Hornbacher sums u[ her ‘grade school years’: “During my grade school years, I'd wake with a jolt at 6:30 A.M., when the alarm started blaring awful 1980s pop music. Into the shower, out of the shower, climb up on the toilet with a hand mirror: look, peer, examine, critique. Frontal view first. Legs too short, too round, thighs touch. Seventeen magazine advises that thighs should not touch. Mine touch. I suck. It's all over. How can I hide it?...How can I curve myself inward, as if preparing to implode? Left side: butt too round, juts out, major gross, oh mi god, the butt, the horrible butt, the butt that is so undeniably a butt. Rear view: hips curve out from the waist. Why can't I have a flat butt, the kind that seems to sink right into the pocket of Guess jeans when the leg goes back?”
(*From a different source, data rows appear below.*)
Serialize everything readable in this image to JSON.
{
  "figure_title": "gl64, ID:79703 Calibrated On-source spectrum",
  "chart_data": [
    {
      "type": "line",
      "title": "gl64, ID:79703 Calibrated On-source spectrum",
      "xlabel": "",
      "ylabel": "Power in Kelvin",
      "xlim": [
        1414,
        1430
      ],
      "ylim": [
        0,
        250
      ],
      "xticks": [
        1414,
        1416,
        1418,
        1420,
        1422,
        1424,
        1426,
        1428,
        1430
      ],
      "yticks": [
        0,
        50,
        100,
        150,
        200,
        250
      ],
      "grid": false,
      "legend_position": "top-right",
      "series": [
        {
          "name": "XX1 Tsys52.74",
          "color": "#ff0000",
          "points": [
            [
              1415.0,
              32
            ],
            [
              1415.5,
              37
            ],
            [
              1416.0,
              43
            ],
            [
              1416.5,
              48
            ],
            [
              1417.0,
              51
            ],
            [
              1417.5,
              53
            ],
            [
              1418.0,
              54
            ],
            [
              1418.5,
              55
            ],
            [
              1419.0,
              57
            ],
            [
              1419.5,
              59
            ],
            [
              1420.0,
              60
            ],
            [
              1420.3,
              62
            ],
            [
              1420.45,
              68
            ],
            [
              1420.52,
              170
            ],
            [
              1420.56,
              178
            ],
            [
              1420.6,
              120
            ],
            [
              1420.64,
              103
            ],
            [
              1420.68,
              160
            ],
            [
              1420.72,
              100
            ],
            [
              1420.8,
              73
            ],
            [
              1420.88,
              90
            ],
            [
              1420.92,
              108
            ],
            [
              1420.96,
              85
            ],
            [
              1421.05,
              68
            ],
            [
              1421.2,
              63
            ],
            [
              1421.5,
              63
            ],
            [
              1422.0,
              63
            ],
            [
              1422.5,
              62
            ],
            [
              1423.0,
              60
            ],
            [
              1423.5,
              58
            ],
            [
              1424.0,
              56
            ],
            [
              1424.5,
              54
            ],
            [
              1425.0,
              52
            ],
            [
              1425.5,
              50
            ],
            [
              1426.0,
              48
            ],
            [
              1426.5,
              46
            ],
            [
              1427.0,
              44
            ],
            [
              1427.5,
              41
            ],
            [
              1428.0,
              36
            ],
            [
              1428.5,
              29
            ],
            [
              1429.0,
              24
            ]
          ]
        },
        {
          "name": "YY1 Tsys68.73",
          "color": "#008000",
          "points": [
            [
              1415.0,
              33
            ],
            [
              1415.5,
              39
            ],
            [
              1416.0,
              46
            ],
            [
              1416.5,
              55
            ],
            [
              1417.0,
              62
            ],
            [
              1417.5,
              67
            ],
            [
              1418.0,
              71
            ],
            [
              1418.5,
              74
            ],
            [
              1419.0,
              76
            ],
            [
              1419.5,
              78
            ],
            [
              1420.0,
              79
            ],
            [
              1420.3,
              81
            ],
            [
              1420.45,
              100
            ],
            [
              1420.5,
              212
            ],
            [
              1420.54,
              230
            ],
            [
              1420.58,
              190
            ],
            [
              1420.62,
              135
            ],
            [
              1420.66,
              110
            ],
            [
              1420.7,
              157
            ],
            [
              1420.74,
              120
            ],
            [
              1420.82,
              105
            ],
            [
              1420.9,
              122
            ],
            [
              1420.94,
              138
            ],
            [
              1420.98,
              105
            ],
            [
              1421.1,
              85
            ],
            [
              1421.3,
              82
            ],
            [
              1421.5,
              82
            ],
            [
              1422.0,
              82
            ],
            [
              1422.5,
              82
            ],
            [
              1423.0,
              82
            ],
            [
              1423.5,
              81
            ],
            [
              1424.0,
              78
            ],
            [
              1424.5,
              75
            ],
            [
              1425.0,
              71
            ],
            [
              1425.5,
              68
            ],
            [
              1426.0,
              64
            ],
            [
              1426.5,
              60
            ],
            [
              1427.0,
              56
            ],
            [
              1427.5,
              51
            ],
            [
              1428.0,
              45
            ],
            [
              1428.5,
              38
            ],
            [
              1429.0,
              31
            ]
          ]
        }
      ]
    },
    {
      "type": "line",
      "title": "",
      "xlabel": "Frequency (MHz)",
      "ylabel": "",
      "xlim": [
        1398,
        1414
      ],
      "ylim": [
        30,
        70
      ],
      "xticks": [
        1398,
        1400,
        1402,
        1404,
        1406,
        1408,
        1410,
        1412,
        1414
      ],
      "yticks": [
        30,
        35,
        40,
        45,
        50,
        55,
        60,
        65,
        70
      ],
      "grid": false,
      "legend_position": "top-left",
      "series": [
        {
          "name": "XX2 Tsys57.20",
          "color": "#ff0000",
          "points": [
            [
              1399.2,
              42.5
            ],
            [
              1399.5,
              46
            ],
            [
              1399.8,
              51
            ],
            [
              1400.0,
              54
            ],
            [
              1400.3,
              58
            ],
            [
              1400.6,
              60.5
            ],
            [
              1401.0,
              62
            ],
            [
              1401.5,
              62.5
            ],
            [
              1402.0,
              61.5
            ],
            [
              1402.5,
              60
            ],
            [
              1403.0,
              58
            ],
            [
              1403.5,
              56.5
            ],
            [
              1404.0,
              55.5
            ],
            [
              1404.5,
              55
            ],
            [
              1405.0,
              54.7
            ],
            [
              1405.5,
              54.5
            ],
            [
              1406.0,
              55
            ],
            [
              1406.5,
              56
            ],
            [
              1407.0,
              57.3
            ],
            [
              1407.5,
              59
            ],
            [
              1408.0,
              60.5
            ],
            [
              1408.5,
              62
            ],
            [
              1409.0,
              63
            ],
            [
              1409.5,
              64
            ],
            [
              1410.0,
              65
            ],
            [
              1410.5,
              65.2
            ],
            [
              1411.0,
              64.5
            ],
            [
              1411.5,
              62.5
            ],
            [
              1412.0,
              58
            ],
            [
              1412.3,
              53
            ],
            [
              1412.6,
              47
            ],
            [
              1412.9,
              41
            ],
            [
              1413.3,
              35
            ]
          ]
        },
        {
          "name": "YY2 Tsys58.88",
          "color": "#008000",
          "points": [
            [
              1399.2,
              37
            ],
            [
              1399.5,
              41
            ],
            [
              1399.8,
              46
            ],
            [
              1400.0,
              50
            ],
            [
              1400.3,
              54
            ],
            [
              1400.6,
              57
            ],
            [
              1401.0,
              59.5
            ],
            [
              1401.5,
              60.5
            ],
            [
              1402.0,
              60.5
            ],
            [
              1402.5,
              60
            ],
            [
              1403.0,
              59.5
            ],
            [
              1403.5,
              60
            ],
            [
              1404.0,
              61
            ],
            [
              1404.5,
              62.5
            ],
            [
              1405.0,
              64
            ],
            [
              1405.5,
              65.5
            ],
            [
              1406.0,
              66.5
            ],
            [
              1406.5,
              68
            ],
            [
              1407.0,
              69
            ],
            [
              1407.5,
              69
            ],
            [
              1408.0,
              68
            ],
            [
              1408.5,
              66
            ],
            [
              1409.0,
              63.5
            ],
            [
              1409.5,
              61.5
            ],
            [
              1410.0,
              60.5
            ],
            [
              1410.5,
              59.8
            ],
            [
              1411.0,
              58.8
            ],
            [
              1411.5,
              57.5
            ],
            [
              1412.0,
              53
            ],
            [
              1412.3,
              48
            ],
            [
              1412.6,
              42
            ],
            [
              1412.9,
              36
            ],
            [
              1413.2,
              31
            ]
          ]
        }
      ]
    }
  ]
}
The overriding emblems that oversee Hornbacher’s ‘grade school years’ include mirrors and magazines which sway her verdicts regarding her appearance. Based on the account, Hornbacher’s mental vitality is chiefly invested on the body instead of the conventional ‘grade school’ engagements that are distinctive for child whose eating habits are customary. Hornbacher unremittingly evaluates her body and lobbies advice from magazines on how to be impeccable which bolsters the underpinning for her eating disorders. Palpably, fashion magazines that sponsor leanness could be galvanizations of eating disorders.

Hornbacher’s Eating Disorder

Hornbacher recollects, “My eating disorder had taken a sharp turn for the worse. I was bingeing, alone, whenever I could, with whatever money I had. Fast-food restaurants, diners, food from home, food from other people's houses. I was doing hours of calisthenics in my room, wondering if, at the age of fourteen, I could get a plastic surgeon to do liposuction on every inch of my body, suck each molecule of fat out, leaving me with nothing more than a gleeful clattering set of bones. I lay in bed each night and stared at my body with a hate that even now brings bile to my tongue. My hatred of the bulimia, as well, steadily grew. That hatred became, with a little time, an absolute commitment to becoming an anorexic. I ate less normally, began ‘dieting,’ lying to friends who were asking me about why I wasn't eating, whether I was throwing up, what the hell was going on. I began passing out in school. Flu, I said.”

The bingeing illustrates a zealous undertaking to guzzle as much food as she could. However, it occasions outlooks of being fat and thoughts regarding the prospects of liposuction. Accordingly, bingeing is not an unreserved medication for Hornbacher’s Anorexia; both are punishing disorders which confound Hornbacher’s welfare. Accordingly, anorexia is not better than Bulimia and vice versa; both are tremendously destabilizing. Hornbacher’s ‘passing out’ is a reverberation of the alternating ‘Bulimia and Anorexia’ which render her frail.

Journalism Seminar

Hornbacher remembers, “I sink into my seat and stare at my notes, trying to keep my hands from shaking, embarrassed at my own unchecked fury. That evening, back in the dorms where the participants are being put up, three young women come to my door to talk about the seminar. We discuss, in cerebral and theoretical terms, eating disorders. One of them asks me point-blank if I am anorexic. I say, Oh my goodness, no. We all laugh and talk about the presidential candidates. When they've left, I stand naked in front of the full-length mirror, certain that I've gotten fatter since I've been there, holding up a little compact to see myself from behind. Saddlebags, I can see them. I sit down on the floor and cry.”

Although Hornbacher is in denial about her Anorexia, the indications are unmistakable. Her colleagues’ interrogation deduces that Hornbacher is undernourished and feebly to the degree that her hands cannot be solid. Anorexia afflicts Hornbacher even when she is supposed to be absorbed in her profession.